Due pesi, una procura. Mentre gli inquirenti romani che indagano sull’affaire immobiliare monegasco escludono, per il momento, di dover sentire sul tema il presidente della Camera Gianfranco Fini (nonostante il suo ruolo nella vicenda e il piccolo dettaglio che suo «cognato» abita nella casa i cui destini sono al centro del fascicolo di indagine), i magistrati della stessa procura capitolina al lavoro sulla cosiddetta P3 starebbero, secondo indiscrezioni, valutando la possibilità di ascoltare, come persona informata sui fatti, il premier Silvio Berlusconi. La cui testimonianza, anche se al momento solo ipotetica, prenderebbe corpo in seguito alle dichiarazioni rese a verbale da uno dei presunti affiliati alla presunta associazione segreta, presunto sodale di Flavio Carboni e Pasqualino Lombardi, ossia Arcangelo Martino.
In particolare, a solleticare l’eventualità di convocare il Cav sarebbe stato un passaggio dell’interrogatorio del 19 agosto scorso, nel quale Martino, commentando alcune intercettazioni in cui si parla di «Cesare e vice Cesare», dice al pm di identificare il primo con Berlusconi e il secondo con Marcello Dell’Utri, e spiega che si trattava di «un linguaggio utilizzato da Carboni e Lombardi» anche se lui stesso «ne conosceva il significato».
Curioso, a questo proposito, che proprio in una telefonata intercettata tra lo stesso Martino e Carboni, la mattina del 16 settembre d’un anno fa, il secondo parlando di «Cesare», spiega al primo che «è a Catania, e rientra sabato, venerdì sera». Ma Berlusconi non è stato a Catania nell’autunno del 2009. Dunque, l’associazione tra il premier e il «Cesare» dei presunti «pitreisti» non sembra proprio granitica. D’altra parte, fu la stessa procura di Roma, alla fine di luglio, a far sapere che quello pseudonimo, Cesare, era usato per più persone, e che «in ogni caso non emergono fatti di rilevanza penale attribuibili a questo soggetto, chiunque sia».

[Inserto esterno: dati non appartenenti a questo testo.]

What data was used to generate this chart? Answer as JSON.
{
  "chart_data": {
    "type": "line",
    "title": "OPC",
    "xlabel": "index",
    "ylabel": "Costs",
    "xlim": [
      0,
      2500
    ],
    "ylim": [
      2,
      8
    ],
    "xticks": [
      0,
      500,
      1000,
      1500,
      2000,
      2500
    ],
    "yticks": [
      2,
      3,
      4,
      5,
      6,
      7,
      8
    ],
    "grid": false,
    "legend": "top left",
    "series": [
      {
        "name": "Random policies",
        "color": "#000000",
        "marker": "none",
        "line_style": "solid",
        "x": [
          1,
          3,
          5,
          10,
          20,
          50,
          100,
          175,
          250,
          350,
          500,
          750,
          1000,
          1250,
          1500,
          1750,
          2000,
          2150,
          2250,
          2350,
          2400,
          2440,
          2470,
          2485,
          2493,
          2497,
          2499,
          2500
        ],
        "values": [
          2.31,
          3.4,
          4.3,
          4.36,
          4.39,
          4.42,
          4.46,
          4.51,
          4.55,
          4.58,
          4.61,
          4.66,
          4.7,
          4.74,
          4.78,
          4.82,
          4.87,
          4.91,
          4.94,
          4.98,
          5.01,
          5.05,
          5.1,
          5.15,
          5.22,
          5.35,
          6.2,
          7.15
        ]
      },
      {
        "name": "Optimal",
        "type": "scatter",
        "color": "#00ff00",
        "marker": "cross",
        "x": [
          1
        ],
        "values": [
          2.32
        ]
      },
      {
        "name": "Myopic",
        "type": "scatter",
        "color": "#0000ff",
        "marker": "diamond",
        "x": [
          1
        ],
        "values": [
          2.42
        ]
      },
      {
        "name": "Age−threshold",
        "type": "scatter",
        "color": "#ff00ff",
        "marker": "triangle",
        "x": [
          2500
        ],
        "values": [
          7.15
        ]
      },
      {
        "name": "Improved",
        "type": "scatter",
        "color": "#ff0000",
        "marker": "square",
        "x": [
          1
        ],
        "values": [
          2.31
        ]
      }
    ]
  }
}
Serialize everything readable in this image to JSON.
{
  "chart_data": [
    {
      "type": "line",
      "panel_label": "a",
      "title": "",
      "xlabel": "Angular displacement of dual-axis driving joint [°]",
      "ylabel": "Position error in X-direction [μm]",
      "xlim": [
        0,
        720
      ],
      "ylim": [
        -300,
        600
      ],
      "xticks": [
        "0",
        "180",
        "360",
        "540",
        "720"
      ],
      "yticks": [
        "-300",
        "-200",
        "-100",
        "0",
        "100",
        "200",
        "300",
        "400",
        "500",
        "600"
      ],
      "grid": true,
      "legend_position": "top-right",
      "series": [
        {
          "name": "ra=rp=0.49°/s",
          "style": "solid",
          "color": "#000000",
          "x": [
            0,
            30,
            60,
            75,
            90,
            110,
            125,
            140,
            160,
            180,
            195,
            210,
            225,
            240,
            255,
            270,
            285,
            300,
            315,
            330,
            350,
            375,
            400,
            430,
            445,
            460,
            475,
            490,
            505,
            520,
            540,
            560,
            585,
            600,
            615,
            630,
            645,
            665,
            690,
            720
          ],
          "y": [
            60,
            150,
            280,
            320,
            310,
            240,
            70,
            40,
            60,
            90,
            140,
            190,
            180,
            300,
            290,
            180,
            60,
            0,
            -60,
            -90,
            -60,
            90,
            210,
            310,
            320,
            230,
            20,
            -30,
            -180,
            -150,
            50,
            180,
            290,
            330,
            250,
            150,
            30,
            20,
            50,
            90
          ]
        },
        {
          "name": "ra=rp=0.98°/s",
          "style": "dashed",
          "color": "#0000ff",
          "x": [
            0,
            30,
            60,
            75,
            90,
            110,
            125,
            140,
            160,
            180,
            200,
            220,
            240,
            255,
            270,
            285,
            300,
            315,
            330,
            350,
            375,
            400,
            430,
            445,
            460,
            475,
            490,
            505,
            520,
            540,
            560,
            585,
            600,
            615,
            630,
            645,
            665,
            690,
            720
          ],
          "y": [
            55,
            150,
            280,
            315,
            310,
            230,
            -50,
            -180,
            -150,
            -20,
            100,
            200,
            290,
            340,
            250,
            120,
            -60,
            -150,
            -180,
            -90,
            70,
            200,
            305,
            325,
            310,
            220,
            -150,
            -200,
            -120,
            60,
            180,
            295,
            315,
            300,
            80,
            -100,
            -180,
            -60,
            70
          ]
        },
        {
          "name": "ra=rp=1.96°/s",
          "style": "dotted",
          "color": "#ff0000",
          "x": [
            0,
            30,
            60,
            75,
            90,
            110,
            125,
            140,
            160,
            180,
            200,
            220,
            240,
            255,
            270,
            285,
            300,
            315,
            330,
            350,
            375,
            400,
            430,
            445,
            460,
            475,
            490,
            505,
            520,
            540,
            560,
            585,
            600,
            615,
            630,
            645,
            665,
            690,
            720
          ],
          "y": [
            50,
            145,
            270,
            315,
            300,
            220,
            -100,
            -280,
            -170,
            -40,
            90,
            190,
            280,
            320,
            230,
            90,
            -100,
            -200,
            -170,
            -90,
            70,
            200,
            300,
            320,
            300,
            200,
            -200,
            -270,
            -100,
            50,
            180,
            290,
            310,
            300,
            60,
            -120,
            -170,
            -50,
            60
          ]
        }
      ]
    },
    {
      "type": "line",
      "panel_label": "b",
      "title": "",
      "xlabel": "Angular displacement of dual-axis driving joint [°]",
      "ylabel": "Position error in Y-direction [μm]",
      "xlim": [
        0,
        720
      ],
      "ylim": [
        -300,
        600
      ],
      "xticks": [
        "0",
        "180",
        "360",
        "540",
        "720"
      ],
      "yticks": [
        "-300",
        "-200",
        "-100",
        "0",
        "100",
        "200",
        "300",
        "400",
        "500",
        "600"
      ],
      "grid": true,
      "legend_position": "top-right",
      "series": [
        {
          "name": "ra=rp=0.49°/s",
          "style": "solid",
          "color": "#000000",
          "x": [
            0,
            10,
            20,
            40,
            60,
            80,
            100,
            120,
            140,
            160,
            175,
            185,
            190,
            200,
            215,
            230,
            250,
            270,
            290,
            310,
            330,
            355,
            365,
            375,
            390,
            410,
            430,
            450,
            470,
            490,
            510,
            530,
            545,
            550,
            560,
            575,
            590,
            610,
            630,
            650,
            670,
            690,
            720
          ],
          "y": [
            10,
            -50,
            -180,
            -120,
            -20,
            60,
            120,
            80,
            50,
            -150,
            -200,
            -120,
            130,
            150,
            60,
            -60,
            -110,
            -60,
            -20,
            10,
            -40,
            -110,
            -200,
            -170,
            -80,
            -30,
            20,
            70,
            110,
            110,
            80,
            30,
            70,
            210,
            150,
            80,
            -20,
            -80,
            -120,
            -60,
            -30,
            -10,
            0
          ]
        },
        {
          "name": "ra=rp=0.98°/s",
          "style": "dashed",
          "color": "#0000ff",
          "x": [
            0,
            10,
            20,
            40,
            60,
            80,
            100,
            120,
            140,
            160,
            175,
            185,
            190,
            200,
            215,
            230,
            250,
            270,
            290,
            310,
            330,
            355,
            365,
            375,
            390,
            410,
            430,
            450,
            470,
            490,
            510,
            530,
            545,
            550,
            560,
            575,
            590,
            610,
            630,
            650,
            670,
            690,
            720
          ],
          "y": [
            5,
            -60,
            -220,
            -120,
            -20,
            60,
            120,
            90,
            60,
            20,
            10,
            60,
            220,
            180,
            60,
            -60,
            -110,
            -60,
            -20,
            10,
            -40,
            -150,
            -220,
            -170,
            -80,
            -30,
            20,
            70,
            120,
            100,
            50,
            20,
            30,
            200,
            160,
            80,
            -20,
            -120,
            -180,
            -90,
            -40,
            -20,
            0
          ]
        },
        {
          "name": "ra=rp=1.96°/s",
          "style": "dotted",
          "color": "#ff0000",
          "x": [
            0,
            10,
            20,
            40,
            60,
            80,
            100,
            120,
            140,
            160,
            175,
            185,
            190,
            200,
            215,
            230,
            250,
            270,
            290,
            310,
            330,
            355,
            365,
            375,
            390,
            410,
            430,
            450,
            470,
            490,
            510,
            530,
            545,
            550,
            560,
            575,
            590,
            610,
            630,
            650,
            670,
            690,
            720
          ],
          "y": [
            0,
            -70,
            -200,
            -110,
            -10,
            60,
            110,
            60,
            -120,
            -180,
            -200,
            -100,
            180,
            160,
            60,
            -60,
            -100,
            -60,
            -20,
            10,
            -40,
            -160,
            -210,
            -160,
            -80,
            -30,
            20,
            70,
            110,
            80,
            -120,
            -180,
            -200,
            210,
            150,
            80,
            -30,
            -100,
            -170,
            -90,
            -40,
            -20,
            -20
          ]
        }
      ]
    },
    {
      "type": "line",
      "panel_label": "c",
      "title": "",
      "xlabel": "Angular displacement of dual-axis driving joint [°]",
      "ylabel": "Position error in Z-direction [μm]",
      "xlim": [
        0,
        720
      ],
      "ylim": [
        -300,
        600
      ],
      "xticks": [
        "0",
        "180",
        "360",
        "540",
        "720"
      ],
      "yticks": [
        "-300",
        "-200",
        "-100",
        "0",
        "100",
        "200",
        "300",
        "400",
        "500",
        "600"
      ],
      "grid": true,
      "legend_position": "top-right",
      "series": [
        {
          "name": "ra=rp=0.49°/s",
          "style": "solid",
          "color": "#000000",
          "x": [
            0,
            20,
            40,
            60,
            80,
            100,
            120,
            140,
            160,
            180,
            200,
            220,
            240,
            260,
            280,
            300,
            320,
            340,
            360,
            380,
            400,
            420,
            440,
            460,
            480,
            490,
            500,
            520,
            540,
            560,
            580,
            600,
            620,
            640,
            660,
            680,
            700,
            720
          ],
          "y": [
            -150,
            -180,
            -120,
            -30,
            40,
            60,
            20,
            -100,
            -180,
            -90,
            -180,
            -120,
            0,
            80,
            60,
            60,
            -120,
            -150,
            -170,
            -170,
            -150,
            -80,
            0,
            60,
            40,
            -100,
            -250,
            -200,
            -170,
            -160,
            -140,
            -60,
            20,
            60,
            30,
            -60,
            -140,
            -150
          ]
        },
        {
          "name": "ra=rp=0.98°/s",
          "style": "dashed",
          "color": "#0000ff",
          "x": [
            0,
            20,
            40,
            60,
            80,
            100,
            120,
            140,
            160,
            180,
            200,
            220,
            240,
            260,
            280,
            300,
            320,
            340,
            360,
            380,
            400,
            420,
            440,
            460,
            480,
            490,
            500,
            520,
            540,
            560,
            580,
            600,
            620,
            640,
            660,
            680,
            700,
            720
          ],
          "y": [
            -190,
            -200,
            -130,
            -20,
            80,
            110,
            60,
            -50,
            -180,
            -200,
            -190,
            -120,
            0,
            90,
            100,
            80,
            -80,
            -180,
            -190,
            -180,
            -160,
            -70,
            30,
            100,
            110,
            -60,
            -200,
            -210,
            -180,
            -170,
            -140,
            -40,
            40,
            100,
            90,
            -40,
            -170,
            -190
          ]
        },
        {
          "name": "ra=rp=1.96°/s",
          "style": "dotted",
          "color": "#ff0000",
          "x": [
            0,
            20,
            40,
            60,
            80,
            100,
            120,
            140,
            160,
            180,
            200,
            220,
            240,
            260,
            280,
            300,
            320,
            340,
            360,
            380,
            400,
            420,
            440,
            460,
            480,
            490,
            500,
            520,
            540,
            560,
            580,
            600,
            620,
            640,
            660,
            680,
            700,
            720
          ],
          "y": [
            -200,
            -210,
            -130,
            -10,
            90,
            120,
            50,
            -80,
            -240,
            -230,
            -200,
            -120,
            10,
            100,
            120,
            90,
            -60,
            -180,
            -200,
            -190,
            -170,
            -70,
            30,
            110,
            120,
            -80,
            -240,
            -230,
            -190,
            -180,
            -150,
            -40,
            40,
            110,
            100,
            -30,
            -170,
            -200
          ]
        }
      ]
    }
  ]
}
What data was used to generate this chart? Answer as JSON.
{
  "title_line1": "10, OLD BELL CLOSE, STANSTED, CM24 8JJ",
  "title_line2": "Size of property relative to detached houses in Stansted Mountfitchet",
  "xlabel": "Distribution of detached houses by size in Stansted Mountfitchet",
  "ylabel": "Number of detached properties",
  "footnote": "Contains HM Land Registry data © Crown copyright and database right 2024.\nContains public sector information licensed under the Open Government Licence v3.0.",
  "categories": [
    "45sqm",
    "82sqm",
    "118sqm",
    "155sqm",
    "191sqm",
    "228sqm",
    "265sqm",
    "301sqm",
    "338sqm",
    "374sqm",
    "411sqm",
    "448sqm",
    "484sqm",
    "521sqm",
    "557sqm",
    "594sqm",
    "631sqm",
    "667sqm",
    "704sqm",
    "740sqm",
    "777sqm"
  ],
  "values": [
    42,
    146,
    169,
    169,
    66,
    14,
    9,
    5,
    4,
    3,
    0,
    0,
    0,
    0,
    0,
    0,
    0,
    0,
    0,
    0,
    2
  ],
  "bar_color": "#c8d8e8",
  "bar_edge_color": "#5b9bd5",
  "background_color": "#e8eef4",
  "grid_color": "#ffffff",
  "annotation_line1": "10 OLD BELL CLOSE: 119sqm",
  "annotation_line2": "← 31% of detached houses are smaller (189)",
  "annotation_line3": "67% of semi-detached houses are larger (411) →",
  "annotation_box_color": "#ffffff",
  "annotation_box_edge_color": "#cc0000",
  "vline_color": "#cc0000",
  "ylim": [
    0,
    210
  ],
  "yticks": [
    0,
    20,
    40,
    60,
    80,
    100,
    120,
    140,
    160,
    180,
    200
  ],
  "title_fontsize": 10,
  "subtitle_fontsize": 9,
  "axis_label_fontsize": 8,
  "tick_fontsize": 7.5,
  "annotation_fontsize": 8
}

Martino nel primo interrogatorio, di fronte alla contestazione della Legge Anselmi sbottò: «Ma quale associazione segreta, signor giudice! Semmai un’assemblea di figure e ‘mmerda. Le cose nelle carte sono poesia e fantasia». Le sue dichiarazioni sono invece variabili e più prosaiche, e a dirla tutta nemmeno la procura capitolina sembra averle prese per oro colato. Di certo qualche dubbio sull’attendibilità dell’indagato ce l’ha il giudice per le indagini preliminari Giovanni De Donato, che nell’ordinanza con cui venerdì ha rigettato l’istanza di revoca dell’arresto di Arcangelo Martino spiegando che le dichiarazioni dell’interrogatorio del 19 agosto sono «solo parzialmente veritiere» e dunque «non appaiono attenuare in modo rilevante tali esigenze di cautela». Secondo il gip, in particolare, Martino «ha chiaramente eluso il proprio effettivo ruolo in tali fatti attinenti alla societas sceleris in contestazione, affermando quasi un suo ruolo inconsapevole». Martino si è insomma descritto come «sottoposto» a Carboni e Lombardi, cosa che non ha convinto gli inquirenti e nemmeno il giudice, in quel faccia a faccia di mezzo agosto.